Monotypes and monoprints are sometimes used interchangeably because both involve the transfer of water-based or oil-based ink onto paper using a transfer process.

However, when a monotype is created, the artist applies ink directly onto a plate then removs or adds the ink to create a drawing. The plate is pressed against paper to transfer marks put directly into the ink.

The finished work will be a mirror image of the plate. The printing can be done with a printing press or sometimes by hand. The plate may be metal, glass, plexiglass, or even gelatin.


A monotype produces only one image as the phrase "mono" suggests. Most of the ink is removed during the initial pressing so any duplicates are considered inferior to the original. Once the ink is gone the drawing is gone and may not be replicated.

Monotypes are a pulled impression from a blank, smooth, non-absorbent inked plate with no permanent incisions or markings. They are unlike most traditional printmaking, where multiple prints may be made by re-inking a plate that has been engraved, etched, or has permanent incisions.  

The Ghost

After a monotype has been printed, there may be some amount of ink or paint left on the plate. Many artists cannot resist the temptation of pressing another blank paper to the plate to create a second pull, a cognate, or a ghost image. These secondary impressions are usually less defined, but in some cases, they are even more appealing than the first.

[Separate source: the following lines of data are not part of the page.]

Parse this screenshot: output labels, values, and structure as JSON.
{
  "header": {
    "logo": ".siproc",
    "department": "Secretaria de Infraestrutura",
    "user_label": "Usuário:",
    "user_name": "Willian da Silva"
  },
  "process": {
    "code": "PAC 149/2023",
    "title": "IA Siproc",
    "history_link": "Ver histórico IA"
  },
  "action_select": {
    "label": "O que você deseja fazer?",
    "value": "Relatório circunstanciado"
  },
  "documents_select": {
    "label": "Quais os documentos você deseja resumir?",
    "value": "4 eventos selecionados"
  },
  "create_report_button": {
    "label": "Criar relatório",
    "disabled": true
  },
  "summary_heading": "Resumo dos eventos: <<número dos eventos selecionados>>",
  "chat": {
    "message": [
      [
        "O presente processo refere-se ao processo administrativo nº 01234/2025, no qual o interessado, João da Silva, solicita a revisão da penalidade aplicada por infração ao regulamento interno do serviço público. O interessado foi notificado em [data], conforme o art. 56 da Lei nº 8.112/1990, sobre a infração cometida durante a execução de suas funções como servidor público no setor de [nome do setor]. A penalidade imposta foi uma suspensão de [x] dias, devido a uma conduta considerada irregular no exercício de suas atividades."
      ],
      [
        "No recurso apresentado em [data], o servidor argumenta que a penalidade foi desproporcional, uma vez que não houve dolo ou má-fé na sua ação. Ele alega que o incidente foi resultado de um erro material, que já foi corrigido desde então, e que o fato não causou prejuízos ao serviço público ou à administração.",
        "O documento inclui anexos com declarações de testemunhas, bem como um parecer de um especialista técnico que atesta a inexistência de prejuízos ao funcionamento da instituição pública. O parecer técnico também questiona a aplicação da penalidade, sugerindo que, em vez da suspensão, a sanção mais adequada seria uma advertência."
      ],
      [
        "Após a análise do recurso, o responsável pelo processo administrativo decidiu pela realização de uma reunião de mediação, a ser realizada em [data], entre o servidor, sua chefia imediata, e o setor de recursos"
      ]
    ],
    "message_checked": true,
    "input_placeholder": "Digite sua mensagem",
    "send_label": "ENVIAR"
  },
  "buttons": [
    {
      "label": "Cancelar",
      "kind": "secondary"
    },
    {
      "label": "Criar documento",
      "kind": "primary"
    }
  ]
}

You can debate whether such images can still be considered monotypes, given that they are, in one sense, multiples taken from the same plate. Still, these impressions are usually different enough from the originals to constitute almost entirely new works (Camhy, 2017).

The Process

The technique involves the painting, rolling, or scraping of ink onto a uniform surface, which is transferred to paper by the application of pressure. Because the monotype matrix is unaltered and each unique inking is transferred in a single printing, the print cannot be duplicated, hence its name.

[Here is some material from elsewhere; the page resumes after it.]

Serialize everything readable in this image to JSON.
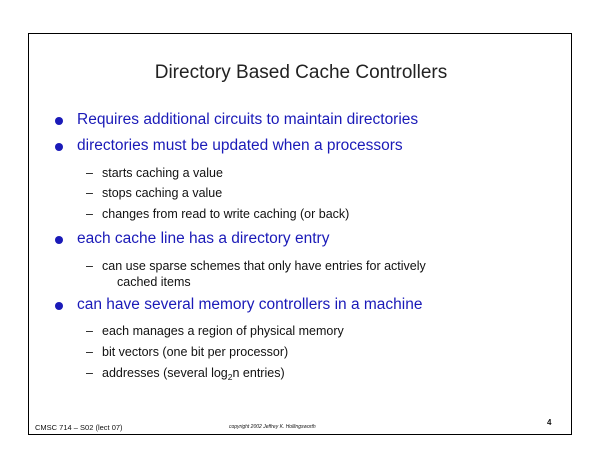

A monotype will exist in its own 'unique state' on the surface of a plate. It is a truly unique image once the print is made and the ink is gone, the original drawing in ink is gone.

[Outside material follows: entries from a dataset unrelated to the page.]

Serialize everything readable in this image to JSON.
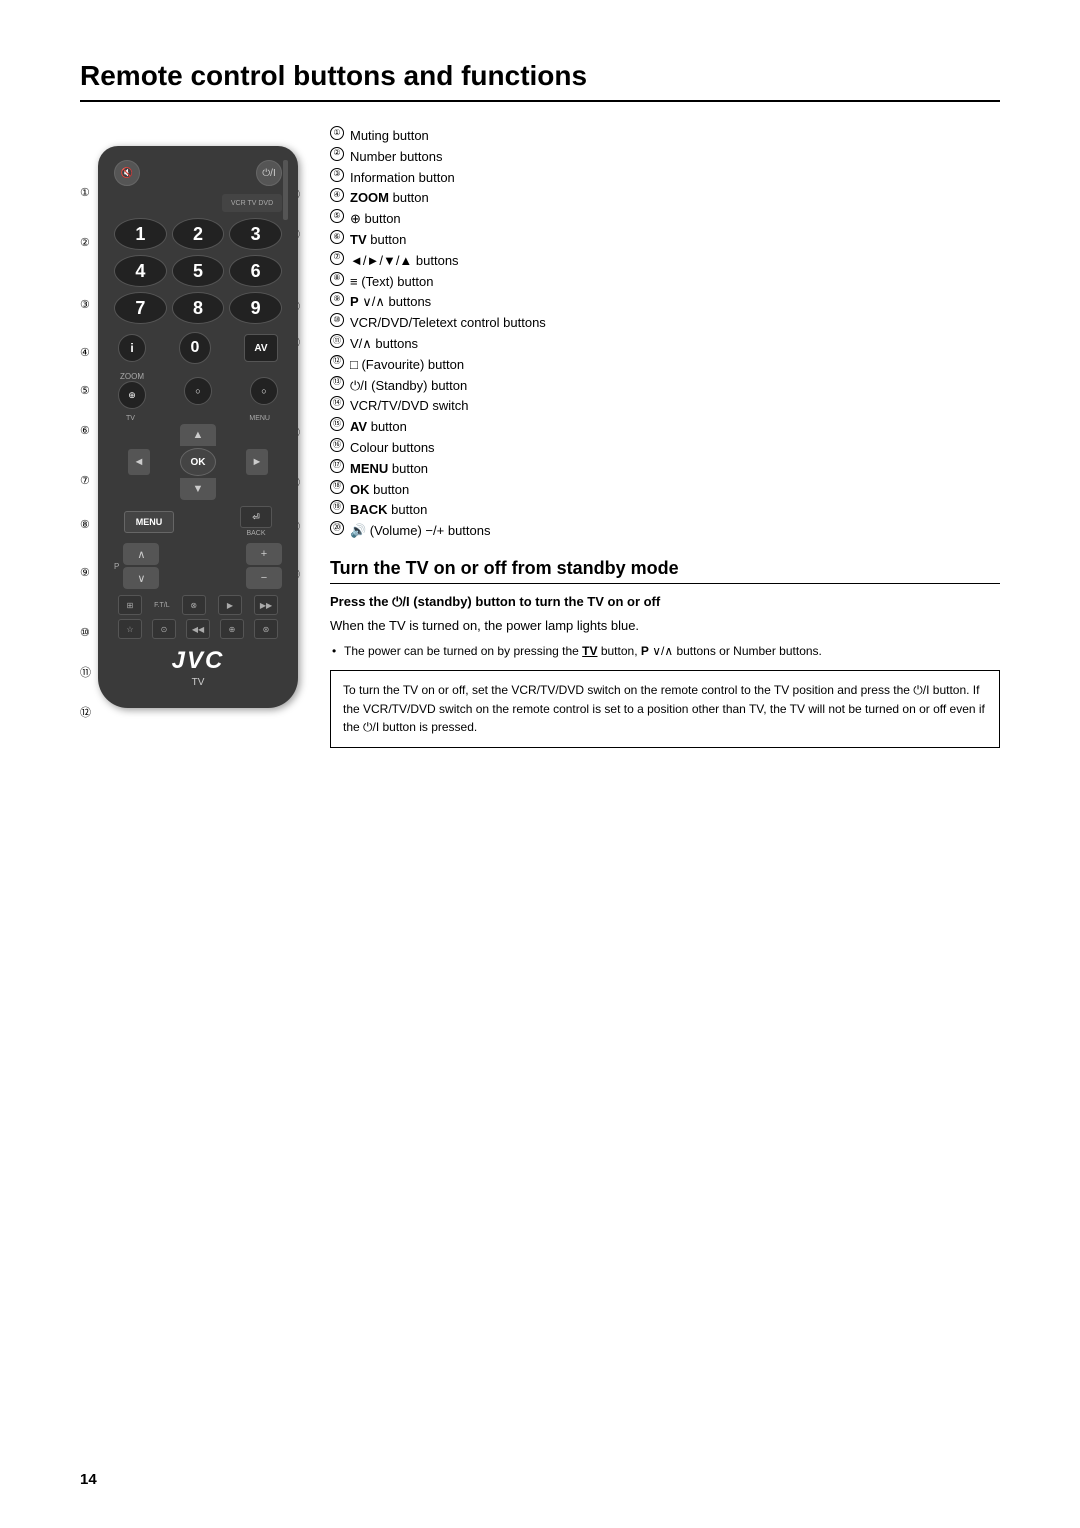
{
  "page": {
    "number": "14",
    "title": "Remote control buttons and functions"
  },
  "legend": {
    "items": [
      {
        "num": "①",
        "text": "Muting button"
      },
      {
        "num": "②",
        "text": "Number buttons"
      },
      {
        "num": "③",
        "text": "Information button"
      },
      {
        "num": "④",
        "text": "ZOOM button",
        "bold": "ZOOM"
      },
      {
        "num": "⑤",
        "text": "⊕ button"
      },
      {
        "num": "⑥",
        "text": "TV button",
        "bold": "TV"
      },
      {
        "num": "⑦",
        "text": "◄/►/▼/▲ buttons"
      },
      {
        "num": "⑧",
        "text": "≡ (Text) button"
      },
      {
        "num": "⑨",
        "text": "P ∨/∧ buttons"
      },
      {
        "num": "⑩",
        "text": "VCR/DVD/Teletext control buttons"
      },
      {
        "num": "⑪",
        "text": "V/∧ buttons"
      },
      {
        "num": "⑫",
        "text": "□ (Favourite) button"
      },
      {
        "num": "⑬",
        "text": "⏻/I (Standby) button"
      },
      {
        "num": "⑭",
        "text": "VCR/TV/DVD switch"
      },
      {
        "num": "⑮",
        "text": "AV button",
        "bold": "AV"
      },
      {
        "num": "⑯",
        "text": "Colour buttons"
      },
      {
        "num": "⑰",
        "text": "MENU button",
        "bold": "MENU"
      },
      {
        "num": "⑱",
        "text": "OK button",
        "bold": "OK"
      },
      {
        "num": "⑲",
        "text": "BACK button",
        "bold": "BACK"
      },
      {
        "num": "⑳",
        "text": "🔊 (Volume) −/+ buttons"
      }
    ]
  },
  "section2": {
    "title": "Turn the TV on or off from standby mode",
    "subsection": "Press the ⏻/I (standby) button to turn the TV on or off",
    "body": "When the TV is turned on, the power lamp lights blue.",
    "bullet": "The power can be turned on by pressing the TV button, P ∨/∧ buttons or Number buttons.",
    "notice": "To turn the TV on or off, set the VCR/TV/DVD switch on the remote control to the TV position and press the ⏻/I button. If the VCR/TV/DVD switch on the remote control is set to a position other than TV, the TV will not be turned on or off even if the ⏻/I button is pressed."
  },
  "remote": {
    "jvc_logo": "JVC",
    "tv_label": "TV"
  }
}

Why would an artist spend time on a drawing or painting only to immediately destroy it by transferring it to another surface?

Because prints have an aesthetic quality all their own and because there is something quite special that results from the process of printmaking itself. There is a balance between control and accident that inspires new techniques, new visual ideas, and the courage to pursue them. Printmaking is freeing (Camhy, 2017).


A monotype starts with a clean surface (glass, acrylic plate, gelatin plate, or perspex), then ink or paint is added. The surface is worked to create an image. The directness of painting onto the plate requires skills in drawing or painting, a sure hand, and a considerable degree of spontaneity. Paper is pressed onto the ink to create a unique one-of-a-kind print. You do not need a printing press. There are two main methods of making monotypes:

  • The additive method or light-field method is created in which the image is painted by adding or building up pigment onto the plate.
  • The subtractive method or dark-field method is created when the entire plate is first covered with a thin layer of pigment. The artist then works out the image by removing some of the pigment. Could be with brushes, rags, sticks, or other tools.

A Brief History

Monotypes are first known to have been used in the 17th century by Giovanni Benedetto Castiglione (1609–1664), a great innovator in printmaking. He used a subtractive or “dark field” process, beginning with a dark tone and making marks to produce lights—a favored approach for many monotypes (Camhy, 2017).

David With the Head of Goliath by Giovanni Benedetto Castiglione, ca. 1655, monotype in brown oil pigment on laid paper, 1311⁄16 x 93 ⁄4.  Collection National Gallery of Art, Washington, DC.


  1. Camhy, Sherry. (2017, winter). Painterly Prints: Monotype and Monoprint. Drawing Magazine. p. 20.